Distribuzione Moderna Organizzata: arriva l’accordo. Revocato lo sciopero del 26 aprile

Distribuzione Moderna Organizzata: arriva l’accordo

Distribuzione Moderna Organizzata: arriva l’accordo. Revocato lo sciopero del 26 aprile

Aumento di 240 euro per oltre 3mila lavoratrici e lavoratori in Umbria

Accordo raggiunto e sciopero revocato: finalmente anche le lavoratrici e i lavoratori della Distribuzione moderna organizzata (aziende della Gdo che aderiscono a Federdistribuzione) hanno il loro contratto. Parliamo di 220mila addetti a livello nazionale, oltre 3mila in Umbria, una fetta molto importante del settore che si è mobilitata con forza negli ultimi mesi per il raggiungimento di questo obiettivo.

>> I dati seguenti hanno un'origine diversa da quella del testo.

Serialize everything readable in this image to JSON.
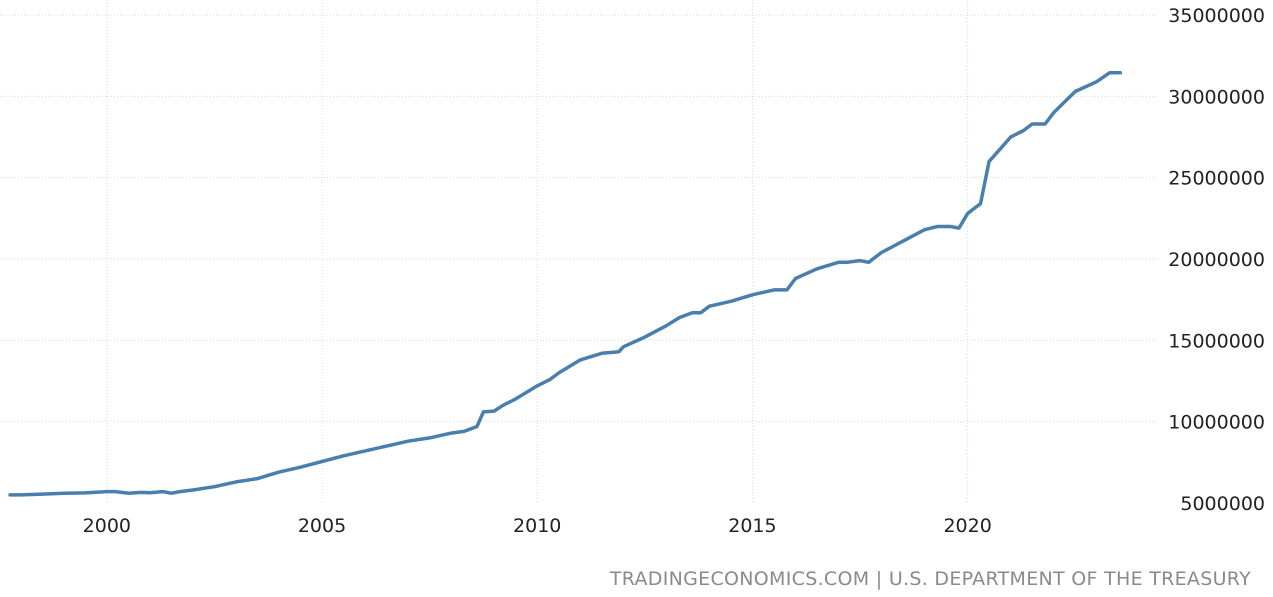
{
  "chart_data": {
    "type": "line",
    "title": "",
    "xlabel": "",
    "ylabel": "",
    "xlim": [
      1997.75,
      2024.4
    ],
    "ylim": [
      5000000,
      35000000
    ],
    "x_ticks": [
      2000,
      2005,
      2010,
      2015,
      2020
    ],
    "x_tick_labels": [
      "2000",
      "2005",
      "2010",
      "2015",
      "2020"
    ],
    "y_ticks": [
      5000000,
      10000000,
      15000000,
      20000000,
      25000000,
      30000000,
      35000000
    ],
    "y_tick_labels": [
      "5000000",
      "10000000",
      "15000000",
      "20000000",
      "25000000",
      "30000000",
      "35000000"
    ],
    "grid": true,
    "line_color": "#4a7fad",
    "series": [
      {
        "x": [
          1997.75,
          1998.0,
          1998.5,
          1999.0,
          1999.5,
          2000.0,
          2000.2,
          2000.5,
          2000.8,
          2001.0,
          2001.3,
          2001.5,
          2001.7,
          2002.0,
          2002.5,
          2003.0,
          2003.5,
          2004.0,
          2004.5,
          2005.0,
          2005.5,
          2006.0,
          2006.5,
          2007.0,
          2007.5,
          2008.0,
          2008.3,
          2008.6,
          2008.75,
          2009.0,
          2009.2,
          2009.5,
          2010.0,
          2010.3,
          2010.5,
          2011.0,
          2011.5,
          2011.9,
          2012.0,
          2012.5,
          2013.0,
          2013.3,
          2013.6,
          2013.8,
          2014.0,
          2014.5,
          2015.0,
          2015.5,
          2015.8,
          2016.0,
          2016.5,
          2017.0,
          2017.2,
          2017.5,
          2017.7,
          2018.0,
          2018.5,
          2019.0,
          2019.3,
          2019.6,
          2019.8,
          2020.0,
          2020.2,
          2020.3,
          2020.5,
          2020.8,
          2021.0,
          2021.3,
          2021.5,
          2021.8,
          2022.0,
          2022.5,
          2023.0,
          2023.3,
          2023.55
        ],
        "values": [
          5500000,
          5500000,
          5550000,
          5600000,
          5620000,
          5700000,
          5700000,
          5600000,
          5650000,
          5630000,
          5700000,
          5600000,
          5700000,
          5800000,
          6000000,
          6300000,
          6500000,
          6900000,
          7200000,
          7550000,
          7900000,
          8200000,
          8500000,
          8800000,
          9000000,
          9300000,
          9400000,
          9700000,
          10600000,
          10650000,
          11000000,
          11400000,
          12200000,
          12600000,
          13000000,
          13800000,
          14200000,
          14300000,
          14600000,
          15200000,
          15900000,
          16400000,
          16700000,
          16700000,
          17100000,
          17400000,
          17800000,
          18100000,
          18100000,
          18800000,
          19400000,
          19800000,
          19800000,
          19900000,
          19800000,
          20400000,
          21100000,
          21800000,
          22000000,
          22000000,
          21900000,
          22800000,
          23200000,
          23400000,
          26000000,
          26900000,
          27500000,
          27900000,
          28300000,
          28300000,
          29000000,
          30300000,
          30900000,
          31450000,
          31450000
        ]
      }
    ]
  },
  "source_text": "TRADINGECONOMICS.COM | U.S. DEPARTMENT OF THE TREASURY"
}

L’ipotesi di accordo, che sarà sottoposta, nei prossimi giorni, al vaglio delle lavoratrici e dei lavoratori, prevede un aumento contrattuale a regime di 240 euro al quarto livello, da riparametrare, con l’erogazione di una massa salariale di 7.180 euro, comprensiva dell’una tantum di 350 euro. La prima tranche di 70 euro sarà retroattiva da aprile 2024 e si aggiunge ai 30 euro precedentemente concordati. Previsto anche l’incremento dell’indennità annua della clausola elastica del part-time, che passa da 120 euro annui a 155. L’accordo prevede anche un elemento economico pari al 30% dell’Ipca al netto degli energetici importati previsionale applicato ai minimi retributivi contrattuali nel caso di mancato rinnovo del contratto nazionale dopo 6 mesi dalla scadenza o dalla presentazione della piattaforma.
Sulla parte normativa è stata aggiornata la classificazione in ragione dei nuovi profili professionali di settore. Sono stati inoltre definiti miglioramenti sulle politiche di genere, con ulteriori congedi retribuiti per le donne vittime di violenza, con il diritto ad astenersi dal lavoro per 90 giorni lavorativi per motivi connessi al percorso di protezione per le donne vittime di violenza. Importante l’innalzamento del part-time minimo da 18 a 20 ore settimanali.
“Dopo la rottura delle trattative che aveva portato allo sciopero unitario del 30 marzo 2024 – dichiarano Filcams Cgil, Fisascat Cisl e UIltucs – Federdistribuzione è tornata al tavolo rivedendo il proprio posizionamento. L’impegno congiunto di sindacati, lavoratrici e lavoratori ha aperto una breccia al tavolo di una trattativa, da troppo tempo in stallo dopo la sottoscrizione dell’accordo ponte siglato nel dicembre 2022, e ha permesso di raggiungere un’intesa che migliora le condizioni di lavoro e i trattamenti retributivi”. “Questo importante accordo – concludono – chiude finalmente il quadro dei rinnovi del terziario a cui mancava solo il Ccnl della DMO che si applica ai più grandi e noti marchi della distribuzione in Italia”.